Penguins as ecosystem proxies? Identifying millennial-scale shifts in carbon sources and phytoplankton regimes in the Antarctic marine ecosystem

Chantel Michelson1, Kelton McMahon2, William Paul Patterson3, Steven D Emslie4 and Michael J Polito1, (1)Louisiana State University, Department of Oceanography and Coastal Sciences, Baton Rouge, LA, United States, (2)University of Rhode Island, Graduate School of Oceanography, Narragansett, United States, (3)University of Saskatchewan, Department of Geological Sciences, Saskatoon, SK, Canada, (4)University of North Carolina Wilmington, Department of Biology & Marine Biology, Wilmington, NC, United States
Abstract:
The Southern Ocean is undergoing recent rapid physical and biological change. A rise in sea-surface temperature and significant losses in sea ice extent affect phytoplankton community composition, food web dynamics, and biogeochemical cycling. For example, recent anthropogenic climate change in the Antarctic Peninsula is related to decreases in large-celled diatoms in favor of small-celled phytoplankton, which has significant implications for CO2 drawdown and carbon transfer to higher trophic organisms. Pygoscelis penguins serve as a sensitive indicator for ecosystem change. Prior studies of bulk tissue stable carbon isotope values in preserved eggshell (δ13Cbulk) from Adélie penguin (P. adeliae) colonies around Antarctica show an abrupt shift from higher to lower values within the last 200 years. This has been hypothesized as indicative of increased consumption of krill over fish. However, dietary, environmental, and physiological processes alter δ13Cbulk values and their relative influences are difficult to disentangle.
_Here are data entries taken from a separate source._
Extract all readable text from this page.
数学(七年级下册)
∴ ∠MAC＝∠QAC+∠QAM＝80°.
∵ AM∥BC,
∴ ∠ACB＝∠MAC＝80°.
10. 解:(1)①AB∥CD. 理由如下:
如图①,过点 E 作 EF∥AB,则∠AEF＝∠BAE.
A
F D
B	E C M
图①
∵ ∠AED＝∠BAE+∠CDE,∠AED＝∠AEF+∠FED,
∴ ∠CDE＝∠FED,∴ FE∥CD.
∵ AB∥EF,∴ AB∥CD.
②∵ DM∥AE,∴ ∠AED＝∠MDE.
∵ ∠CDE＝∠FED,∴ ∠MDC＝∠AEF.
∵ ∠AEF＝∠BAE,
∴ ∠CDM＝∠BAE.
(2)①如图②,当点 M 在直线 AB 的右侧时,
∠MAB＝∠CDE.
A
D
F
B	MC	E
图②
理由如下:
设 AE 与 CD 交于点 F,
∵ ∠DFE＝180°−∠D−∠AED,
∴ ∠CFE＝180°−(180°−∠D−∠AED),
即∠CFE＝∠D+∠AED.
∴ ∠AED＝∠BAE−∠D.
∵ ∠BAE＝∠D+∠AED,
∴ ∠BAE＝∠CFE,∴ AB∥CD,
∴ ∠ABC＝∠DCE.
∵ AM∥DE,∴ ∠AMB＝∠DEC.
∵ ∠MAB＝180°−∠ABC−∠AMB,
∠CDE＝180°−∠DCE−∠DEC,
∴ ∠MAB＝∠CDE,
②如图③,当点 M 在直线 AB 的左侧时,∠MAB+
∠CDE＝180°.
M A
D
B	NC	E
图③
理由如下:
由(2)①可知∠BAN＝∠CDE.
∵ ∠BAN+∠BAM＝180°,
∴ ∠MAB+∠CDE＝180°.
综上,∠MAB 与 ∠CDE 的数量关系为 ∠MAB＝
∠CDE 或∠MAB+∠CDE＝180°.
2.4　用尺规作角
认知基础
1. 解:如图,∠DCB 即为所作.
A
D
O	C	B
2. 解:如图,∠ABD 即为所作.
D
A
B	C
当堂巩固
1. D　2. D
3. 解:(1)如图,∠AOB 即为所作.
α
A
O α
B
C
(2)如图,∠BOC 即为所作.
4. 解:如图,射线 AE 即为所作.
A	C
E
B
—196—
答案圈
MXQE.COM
Here, we use compound-specific stable isotope analysis (CSIA) of essential amino acids (EAAs) in a Holocene time series of Adélie penguin eggshells to re-interpret prior δ13Cbulk studies and trace carbon flow and relative importance of basal carbon sources in the Antarctic food web over time. EAA δ13C values provide unique isotopic fingerprints of primary producers that are transferred through a food web unmodified, preserving a record of the baseline plankton source in the tissues of higher trophic consumers. Using a fingerprinting approach with Adélie penguin eggshells, we determined the contribution of key primary producers to the Antarctic food web throughout much of the Holocene to identify changes in plankton regimes and carbon sources linked to climate regimes. This novel approach improves past environmental reconstructions and may provide mechanisms driving ecosystem change to facilitate future predictions of Antarctic ecosystem health.